Siera berdehem. "Pernikahan batal!"
Seluruh tamu saling pandang mendengar pengumuman Siera. Ada yang terkejut dan tidak sedikit yang justru tersenyum. Menatap Siera yang berdiri dengan dagu terangkat dan mata memancarkan sinar terluka.
"Pernikahan batal, Siera?" Garvin mendekat, bicara dengan seringai jahat di wajah tampannya. "Tentu saja harus dibatalkan. Mana ada pernikahan di mana perempuannya ingin berkuasa? Kenapa aku memilih Deana dari pada kamu, Siera? Itu karena kamu tak ubahnya patung. Yang kamu pikirkan hanya bisnis dan jabatan. Kamu tidak peduli dengan pekerjaanku, mengatakan akan menghidupiku asalkan aku menikah denganmu. Itu sama saja menginjak harga diriku!"
Siera yang memunggungi Garvin, membalikkan tubuh dan menatap laki-laki yang sedang menyerangnya dengan kata-kata.
"Kenyataannya memang begitu," ucap Siera dengan tenang. "Aku menginginkan suami yang tidak banyak berpikir dan bertindak. Kamu sudah tahu dari awal dan menerimanya. Kenapa kini berubah?"
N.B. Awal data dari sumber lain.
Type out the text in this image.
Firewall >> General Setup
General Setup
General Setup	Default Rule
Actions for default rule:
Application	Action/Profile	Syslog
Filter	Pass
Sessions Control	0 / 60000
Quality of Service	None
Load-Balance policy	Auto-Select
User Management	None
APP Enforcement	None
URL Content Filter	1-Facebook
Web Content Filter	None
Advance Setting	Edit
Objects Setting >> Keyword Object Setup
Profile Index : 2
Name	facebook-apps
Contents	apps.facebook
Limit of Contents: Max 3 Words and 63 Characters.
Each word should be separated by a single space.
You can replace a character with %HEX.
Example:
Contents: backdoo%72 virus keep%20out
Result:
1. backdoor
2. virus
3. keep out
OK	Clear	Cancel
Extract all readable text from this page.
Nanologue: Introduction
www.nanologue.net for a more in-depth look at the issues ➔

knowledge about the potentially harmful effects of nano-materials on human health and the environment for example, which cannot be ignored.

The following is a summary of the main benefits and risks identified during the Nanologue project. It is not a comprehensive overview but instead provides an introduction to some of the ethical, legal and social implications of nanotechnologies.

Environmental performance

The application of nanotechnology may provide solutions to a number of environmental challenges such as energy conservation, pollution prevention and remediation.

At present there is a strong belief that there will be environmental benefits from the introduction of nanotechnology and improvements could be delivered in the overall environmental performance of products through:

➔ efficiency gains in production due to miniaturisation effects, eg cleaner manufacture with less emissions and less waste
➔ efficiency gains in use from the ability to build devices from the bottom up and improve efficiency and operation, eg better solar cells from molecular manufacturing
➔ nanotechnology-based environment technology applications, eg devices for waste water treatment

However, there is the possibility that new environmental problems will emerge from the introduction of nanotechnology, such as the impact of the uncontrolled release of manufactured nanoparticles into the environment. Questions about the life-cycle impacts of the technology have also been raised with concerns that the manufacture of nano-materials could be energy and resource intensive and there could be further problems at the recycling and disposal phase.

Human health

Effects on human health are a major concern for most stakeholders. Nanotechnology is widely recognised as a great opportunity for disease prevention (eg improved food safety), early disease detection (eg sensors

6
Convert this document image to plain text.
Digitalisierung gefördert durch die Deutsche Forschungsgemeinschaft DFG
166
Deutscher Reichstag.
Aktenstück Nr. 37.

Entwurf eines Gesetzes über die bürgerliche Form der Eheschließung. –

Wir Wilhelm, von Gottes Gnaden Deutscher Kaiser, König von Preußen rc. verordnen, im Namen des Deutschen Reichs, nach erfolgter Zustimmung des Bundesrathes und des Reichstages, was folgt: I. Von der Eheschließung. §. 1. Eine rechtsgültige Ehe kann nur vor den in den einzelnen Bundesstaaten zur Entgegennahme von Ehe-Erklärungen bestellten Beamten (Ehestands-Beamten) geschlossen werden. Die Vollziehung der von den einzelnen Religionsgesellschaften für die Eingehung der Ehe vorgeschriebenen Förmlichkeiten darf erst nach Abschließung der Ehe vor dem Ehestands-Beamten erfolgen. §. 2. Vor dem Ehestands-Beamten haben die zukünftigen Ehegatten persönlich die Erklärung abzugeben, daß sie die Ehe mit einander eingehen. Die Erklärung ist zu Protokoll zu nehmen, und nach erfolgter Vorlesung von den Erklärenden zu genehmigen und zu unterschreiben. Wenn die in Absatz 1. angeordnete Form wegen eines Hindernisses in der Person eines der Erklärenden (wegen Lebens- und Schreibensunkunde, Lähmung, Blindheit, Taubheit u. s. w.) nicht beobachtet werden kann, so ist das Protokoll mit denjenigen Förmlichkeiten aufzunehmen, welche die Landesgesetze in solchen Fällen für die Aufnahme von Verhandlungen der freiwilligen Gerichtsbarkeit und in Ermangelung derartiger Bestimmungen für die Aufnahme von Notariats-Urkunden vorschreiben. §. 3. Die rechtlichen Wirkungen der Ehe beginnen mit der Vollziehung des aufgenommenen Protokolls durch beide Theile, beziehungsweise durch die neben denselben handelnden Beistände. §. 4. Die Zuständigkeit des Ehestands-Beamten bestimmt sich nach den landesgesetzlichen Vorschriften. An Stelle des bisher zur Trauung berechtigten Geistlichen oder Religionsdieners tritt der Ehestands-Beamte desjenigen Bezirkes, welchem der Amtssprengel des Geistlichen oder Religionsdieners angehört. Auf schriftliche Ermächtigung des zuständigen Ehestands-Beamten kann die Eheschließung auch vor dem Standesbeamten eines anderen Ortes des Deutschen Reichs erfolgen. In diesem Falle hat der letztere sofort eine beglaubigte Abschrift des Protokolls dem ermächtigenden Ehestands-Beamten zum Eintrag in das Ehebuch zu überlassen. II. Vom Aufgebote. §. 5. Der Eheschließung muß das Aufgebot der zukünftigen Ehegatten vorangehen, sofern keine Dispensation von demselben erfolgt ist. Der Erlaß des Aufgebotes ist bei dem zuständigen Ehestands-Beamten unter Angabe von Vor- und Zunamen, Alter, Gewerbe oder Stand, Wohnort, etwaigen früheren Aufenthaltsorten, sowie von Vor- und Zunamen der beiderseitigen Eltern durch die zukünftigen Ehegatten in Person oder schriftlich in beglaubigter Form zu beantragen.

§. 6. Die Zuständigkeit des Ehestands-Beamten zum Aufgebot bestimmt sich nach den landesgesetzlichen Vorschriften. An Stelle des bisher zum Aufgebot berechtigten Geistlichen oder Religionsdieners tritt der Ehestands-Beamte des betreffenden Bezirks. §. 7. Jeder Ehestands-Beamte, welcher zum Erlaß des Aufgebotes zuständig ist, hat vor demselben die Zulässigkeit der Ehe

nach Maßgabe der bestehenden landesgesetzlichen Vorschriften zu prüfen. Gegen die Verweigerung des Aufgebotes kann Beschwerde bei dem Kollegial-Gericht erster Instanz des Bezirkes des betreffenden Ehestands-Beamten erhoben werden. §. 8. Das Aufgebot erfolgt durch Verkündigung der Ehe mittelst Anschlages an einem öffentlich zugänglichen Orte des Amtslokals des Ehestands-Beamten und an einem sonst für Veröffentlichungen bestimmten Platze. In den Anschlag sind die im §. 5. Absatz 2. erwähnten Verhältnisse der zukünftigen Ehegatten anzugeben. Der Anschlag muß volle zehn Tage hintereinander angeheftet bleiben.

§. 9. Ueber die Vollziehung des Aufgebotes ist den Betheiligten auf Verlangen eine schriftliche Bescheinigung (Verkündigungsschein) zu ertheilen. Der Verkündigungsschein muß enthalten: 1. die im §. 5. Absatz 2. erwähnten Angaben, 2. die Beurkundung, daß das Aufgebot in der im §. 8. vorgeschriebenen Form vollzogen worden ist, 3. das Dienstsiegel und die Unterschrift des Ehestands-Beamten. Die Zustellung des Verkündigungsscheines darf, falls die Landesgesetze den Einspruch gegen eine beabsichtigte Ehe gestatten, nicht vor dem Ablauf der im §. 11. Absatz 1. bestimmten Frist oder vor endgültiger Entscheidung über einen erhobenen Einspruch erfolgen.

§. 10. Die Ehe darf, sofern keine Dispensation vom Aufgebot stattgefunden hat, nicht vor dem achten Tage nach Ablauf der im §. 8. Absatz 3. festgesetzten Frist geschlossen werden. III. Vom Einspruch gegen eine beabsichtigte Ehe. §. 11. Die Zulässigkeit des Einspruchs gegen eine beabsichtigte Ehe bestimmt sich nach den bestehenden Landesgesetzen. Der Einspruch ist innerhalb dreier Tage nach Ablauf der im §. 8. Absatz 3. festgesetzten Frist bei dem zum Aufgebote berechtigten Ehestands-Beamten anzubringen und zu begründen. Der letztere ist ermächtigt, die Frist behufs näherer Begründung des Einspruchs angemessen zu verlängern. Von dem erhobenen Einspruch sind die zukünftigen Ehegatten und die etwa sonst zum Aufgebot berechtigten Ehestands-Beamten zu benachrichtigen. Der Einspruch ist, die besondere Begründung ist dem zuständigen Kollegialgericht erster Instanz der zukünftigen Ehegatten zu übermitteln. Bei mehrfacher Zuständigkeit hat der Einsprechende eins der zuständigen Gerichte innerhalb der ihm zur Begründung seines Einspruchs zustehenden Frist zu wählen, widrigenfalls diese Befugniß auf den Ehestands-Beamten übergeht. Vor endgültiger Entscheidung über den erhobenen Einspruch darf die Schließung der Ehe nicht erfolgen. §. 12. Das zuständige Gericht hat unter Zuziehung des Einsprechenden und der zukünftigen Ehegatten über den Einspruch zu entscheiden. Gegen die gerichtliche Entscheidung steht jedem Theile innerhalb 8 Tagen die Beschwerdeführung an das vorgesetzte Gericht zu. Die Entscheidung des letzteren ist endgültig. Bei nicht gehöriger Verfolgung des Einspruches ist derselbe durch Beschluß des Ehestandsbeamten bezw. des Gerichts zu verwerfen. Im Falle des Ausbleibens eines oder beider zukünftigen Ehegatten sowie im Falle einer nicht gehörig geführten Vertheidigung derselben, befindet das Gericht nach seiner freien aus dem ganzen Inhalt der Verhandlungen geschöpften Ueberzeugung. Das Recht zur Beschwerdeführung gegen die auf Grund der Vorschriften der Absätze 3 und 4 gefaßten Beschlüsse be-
Garvin tertawa histeris, menunjuk Siera dengan bengis. "Lihat bukan, kamu begitu angkuh. Bahkan tidak sadar kalau kamu sedang menunjukkan kesombonganmu. Tentu saja, aku tidak mengijinkan diriku sendiri dibuat alas kaki oleh istriku sendiri. Sekarang coba tanya yang ada di sini. Mana ada laki-laki yang mau menikahi perempuan sok berkuasa sepertimu. Tidak ada, Siera. Karena mereka ingin dihargai, dan bukan jadi kacung istri!"
"Aku mau! Miss Siera, apakah kamu mau menikah denganku kalau dia tidak mau?"
Dari meja sudut, seorang laki-laki tampan bermata abu-abu bangkit. Tersenyum pada Siera dan menunjuk Garvin dengan sikap tenang.
"Miss Siera, aku bersedia menggantikannya dan menjadi alas kakimu seumur hidup. Apakah kamu menerimaku sebagai suamimu?"
Siera masih berdiri di tempatnya, menatap pemuda yang sedang melamarnya. Kebingungan untuk mengambil keputusan.